En primer lugar y principal argumento es la Maternidad Divina, “El ángel le dijo: “No temas María, porque
has hallado gracia delante de Dios; vas a concebir en el seno y va a dar a luz
un hijo a quien pondrás por nombre Jesús. Él será grande, se llamará Hijo del
Altísimo y el Señor Dios le dará el trono de David, su padre; reinará sobre la
casa de Jacob por los siglos y su reino no tendrá fin” (Lc 1, 30-33). Y en
segundo lugar afirma el Papa Pío XII “Mas la
Beatísima Virgen ha de ser proclamada Reina no tan sólo por su divina
maternidad, sino también en razón de la parte singular que por voluntad de Dios
tuvo en la obra de nuestra eterna salvación”. Así lo afirmaron los padres sinodales en el
capítulo VIII de la Lumen Gentium “todo
el influjo de la Santísima Virgen en la salvación de los
hombres no tiene su origen en ninguna necesidad objetiva, sino en que Dios lo
quiso así” (60); y por ello es nuestra madre porque “concibiendo a Cristo, engendrándolo, alimentándolo, presentándolo al
Padre en el templo, sufriendo con su Hijo que moría en la cruz, colaboró de
manera totalmente singular a la obra del salvador por su fe, esperanza y
ardiente amor, para restablecer la vida sobrenatural de los hombres” (61) .
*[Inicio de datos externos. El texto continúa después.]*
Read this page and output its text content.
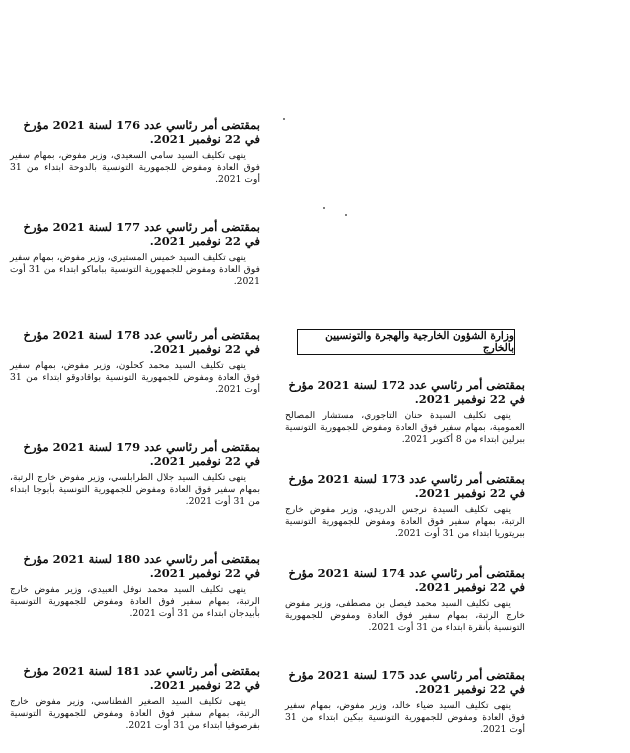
بمقتضى أمر رئاسي عدد 176 لسنة 2021 مؤرخ في 22 نوفمبر 2021.

ينهى تكليف السيد سامي السعيدي، وزير مفوض، بمهام سفير فوق العادة ومفوض للجمهورية التونسية بالدوحة ابتداء من 31 أوت 2021.

بمقتضى أمر رئاسي عدد 177 لسنة 2021 مؤرخ في 22 نوفمبر 2021.

ينهى تكليف السيد خميس المستيري، وزير مفوض، بمهام سفير فوق العادة ومفوض للجمهورية التونسية بباماكو ابتداء من 31 أوت 2021.

بمقتضى أمر رئاسي عدد 178 لسنة 2021 مؤرخ في 22 نوفمبر 2021.

ينهى تكليف السيد محمد كحلون، وزير مفوض، بمهام سفير فوق العادة ومفوض للجمهورية التونسية بواقادوقو ابتداء من 31 أوت 2021.

بمقتضى أمر رئاسي عدد 179 لسنة 2021 مؤرخ في 22 نوفمبر 2021.

ينهى تكليف السيد جلال الطرابلسي، وزير مفوض خارج الرتبة، بمهام سفير فوق العادة ومفوض للجمهورية التونسية بأبوجا ابتداء من 31 أوت 2021.

بمقتضى أمر رئاسي عدد 180 لسنة 2021 مؤرخ في 22 نوفمبر 2021.

ينهى تكليف السيد محمد نوفل العبيدي، وزير مفوض خارج الرتبة، بمهام سفير فوق العادة ومفوض للجمهورية التونسية بأبيدجان ابتداء من 31 أوت 2021.

بمقتضى أمر رئاسي عدد 181 لسنة 2021 مؤرخ في 22 نوفمبر 2021.

ينهى تكليف السيد الصغير الفطناسي، وزير مفوض خارج الرتبة، بمهام سفير فوق العادة ومفوض للجمهورية التونسية بفرصوفيا ابتداء من 31 أوت 2021.

وزارة الشؤون الخارجية والهجرة والتونسيين بالخارج

بمقتضى أمر رئاسي عدد 172 لسنة 2021 مؤرخ في 22 نوفمبر 2021.

ينهى تكليف السيدة حنان التاجوري، مستشار المصالح العمومية، بمهام سفير فوق العادة ومفوض للجمهورية التونسية ببرلين ابتداء من 8 أكتوبر 2021.

بمقتضى أمر رئاسي عدد 173 لسنة 2021 مؤرخ في 22 نوفمبر 2021.

ينهى تكليف السيدة نرجس الدريدي، وزير مفوض خارج الرتبة، بمهام سفير فوق العادة ومفوض للجمهورية التونسية ببريتوريا ابتداء من 31 أوت 2021.

بمقتضى أمر رئاسي عدد 174 لسنة 2021 مؤرخ في 22 نوفمبر 2021.

ينهى تكليف السيد محمد فيصل بن مصطفى، وزير مفوض خارج الرتبة، بمهام سفير فوق العادة ومفوض للجمهورية التونسية بأنقرة ابتداء من 31 أوت 2021.

بمقتضى أمر رئاسي عدد 175 لسنة 2021 مؤرخ في 22 نوفمبر 2021.

ينهى تكليف السيد ضياء خالد، وزير مفوض، بمهام سفير فوق العادة ومفوض للجمهورية التونسية ببكين ابتداء من 31 أوت 2021.
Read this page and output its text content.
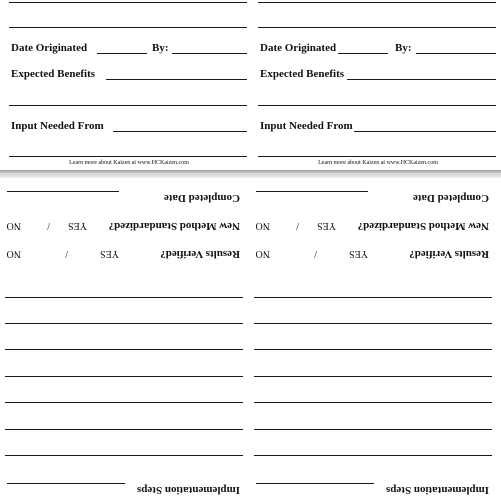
Date Originated	By:
Expected Benefits
Input Needed From
Learn more about Kaizen at www.HCKaizen.com
Date Originated	By:
Expected Benefits
Input Needed From
Learn more about Kaizen at www.HCKaizen.com
Implementation Steps
Results Verified?
YES
/
NO
New Method Standardized?
YES
/
NO
Completed Date
Implementation Steps
Results Verified?
YES
/
NO
New Method Standardized?
YES
/
NO
Completed Date
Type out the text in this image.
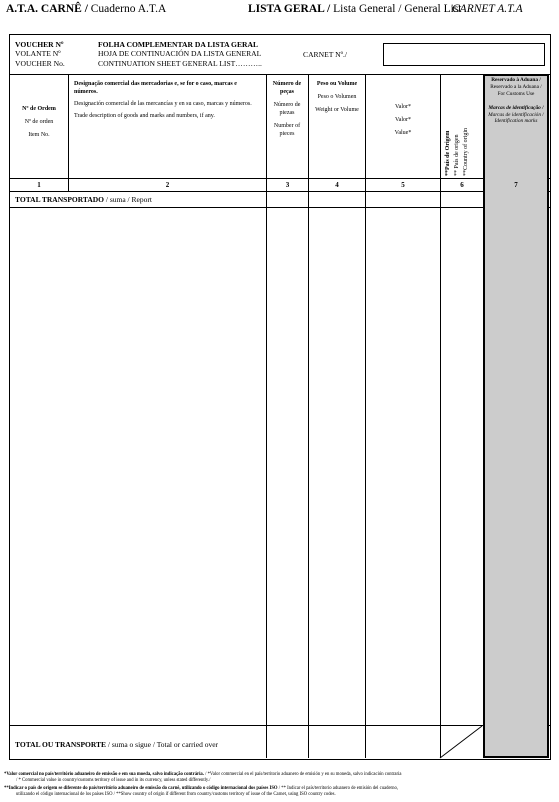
A.T.A. CARNÊ / Cuaderno A.T.A	LISTA GERAL / Lista General / General List
CARNET A.T.A
VOUCHER Nº
VOLANTE Nº
VOUCHER No.
FOLHA COMPLEMENTAR DA LISTA GERAL
HOJA DE CONTINUACIÓN DA LISTA GENERAL
CONTINUATION SHEET GENERAL LIST………..
CARNET Nº./
Nº de Ordem
Nº de orden
Item No.
Designação comercial das mercadorias e, se for o caso, marcas e números.
Designación comercial de las mercancías y en su caso, marcas y números.
Trade description of goods and marks and numbers, if any.
Número de peças
Número de piezas
Number of pieces
Peso ou Volume
Peso o Volumen
Weight or Volume
Valor*
Valor*
Value*	**País de Origem ** País de origen **Country of origin
Reservado à Aduana /
Reservado a la Aduana /
For Customs Use
Marcas de identificação /
Marcas de identificación /
Identification marks
1	2	3	4	5	6	7
TOTAL TRANSPORTADO / suma / Report
TOTAL OU TRANSPORTE / suma o sigue / Total or carried over
*Valor comercial no país/território aduaneiro de emissão e em sua moeda, salvo indicação contrária. / *Valor commercial en el país/territorio aduanero de emisión y en su moneda, salvo indicación contraria
/ * Commercial value in country/customs territory of issue and in its currency, unless stated differently./
**Indicar o país de origem se diferente do país/território aduaneiro de emissão do carnê, utilizando o código internacional dos países ISO / ** Indicar el país/territorio aduanero de emisión del cuaderno,
utilizando el código internacional de los países ISO / **Show country of origin if different from country/customs territory of issue of the Carnet, using ISO country codes.
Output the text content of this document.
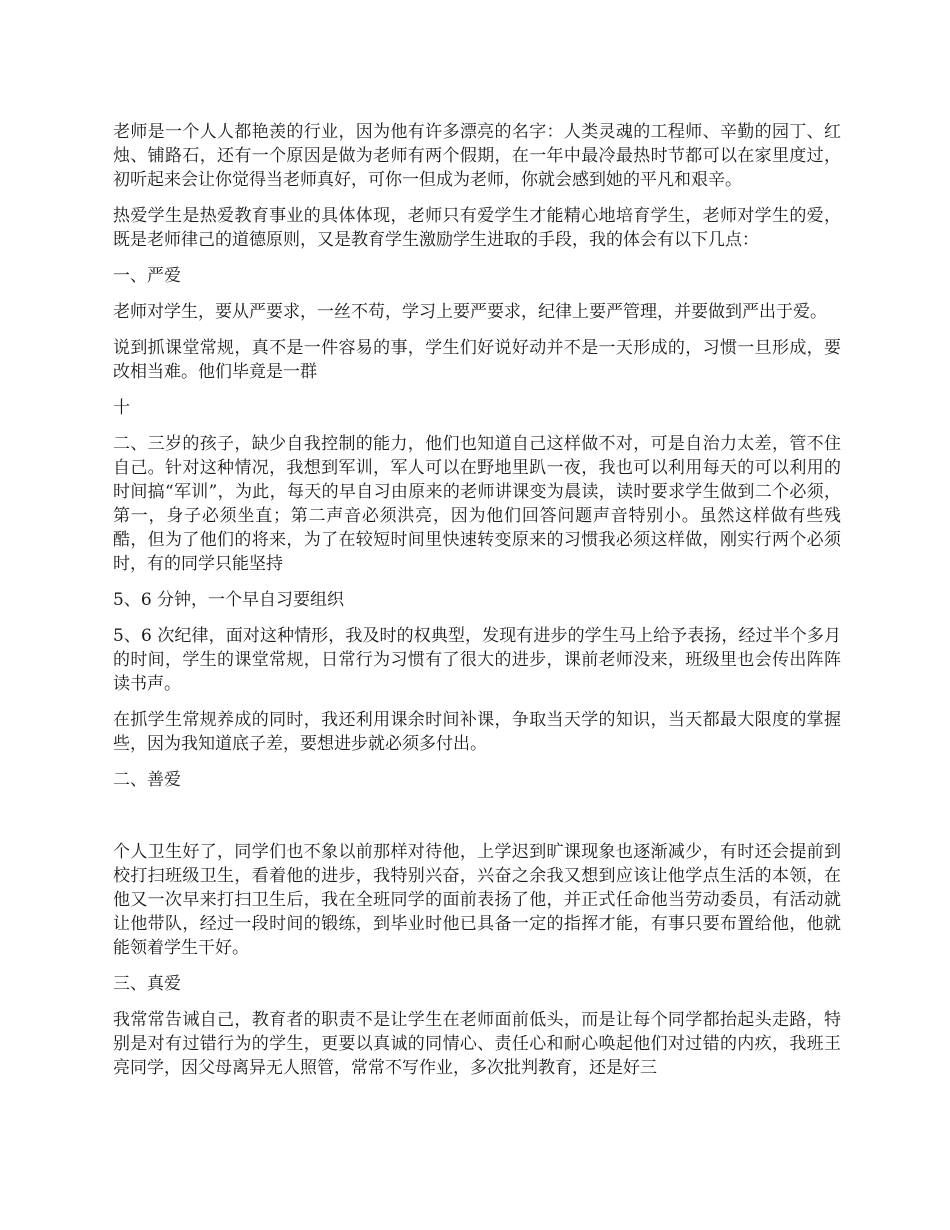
老师是一个人人都艳羡的行业，因为他有许多漂亮的名字：人类灵魂的工程师、辛勤的园丁、红烛、铺路石，还有一个原因是做为老师有两个假期，在一年中最冷最热时节都可以在家里度过，初听起来会让你觉得当老师真好，可你一但成为老师，你就会感到她的平凡和艰辛。

热爱学生是热爱教育事业的具体体现，老师只有爱学生才能精心地培育学生，老师对学生的爱，既是老师律己的道德原则，又是教育学生激励学生进取的手段，我的体会有以下几点：

一、严爱

老师对学生，要从严要求，一丝不苟，学习上要严要求，纪律上要严管理，并要做到严出于爱。

说到抓课堂常规，真不是一件容易的事，学生们好说好动并不是一天形成的，习惯一旦形成，要改相当难。他们毕竟是一群

十

二、三岁的孩子，缺少自我控制的能力，他们也知道自己这样做不对，可是自治力太差，管不住自己。针对这种情况，我想到军训，军人可以在野地里趴一夜，我也可以利用每天的可以利用的时间搞“军训”，为此，每天的早自习由原来的老师讲课变为晨读，读时要求学生做到二个必须，第一，身子必须坐直；第二声音必须洪亮，因为他们回答问题声音特别小。虽然这样做有些残酷，但为了他们的将来，为了在较短时间里快速转变原来的习惯我必须这样做，刚实行两个必须时，有的同学只能坚持

5、6 分钟，一个早自习要组织

5、6 次纪律，面对这种情形，我及时的权典型，发现有进步的学生马上给予表扬，经过半个多月的时间，学生的课堂常规，日常行为习惯有了很大的进步，课前老师没来，班级里也会传出阵阵读书声。

在抓学生常规养成的同时，我还利用课余时间补课，争取当天学的知识，当天都最大限度的掌握些，因为我知道底子差，要想进步就必须多付出。

二、善爱

个人卫生好了，同学们也不象以前那样对待他，上学迟到旷课现象也逐渐减少，有时还会提前到校打扫班级卫生，看着他的进步，我特别兴奋，兴奋之余我又想到应该让他学点生活的本领，在他又一次早来打扫卫生后，我在全班同学的面前表扬了他，并正式任命他当劳动委员，有活动就让他带队，经过一段时间的锻练，到毕业时他已具备一定的指挥才能，有事只要布置给他，他就能领着学生干好。

三、真爱

我常常告诫自己，教育者的职责不是让学生在老师面前低头，而是让每个同学都抬起头走路，特别是对有过错行为的学生，更要以真诚的同情心、责任心和耐心唤起他们对过错的内疚，我班王亮同学，因父母离异无人照管，常常不写作业，多次批判教育，还是好三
María, bendita entre todas las mujeres, sigue
cuidando de cada uno de nosotros que aún caminamos en este mundo en una lucha
constante contra el mal que nos quiere apartar y alejar de vivir en el Reino de
Dios que ya ha comenzado en nosotros. Por ello, hacemos bien en alabar y
bendecir a la excelsa, única y distinta flor del paraíso, reina del jardín,
porque ella es nuestro auxilio, abogada, socorro y mediadora. Ella bien merece
ser coronada de gloria (1 Pe 5,4), una corona incorruptible (1 Cor 9, 25),
acoger en sus sienes la corona de la vida (St 1, 12; Ap 2,10). No tengáis miedo
hermanos en alzar la voz y proclamar a la Virgen María como Reina y Señora del universo creado, Dueña, , Dominadora…,
como afirmaba San Ildefonso de Toledo “Oh
Señora mía!, ¡oh Dominadora mía!: tú mandas en mí, Madre de mi Señor, Señora
entre las esclavas, Reina entre las hermanas”.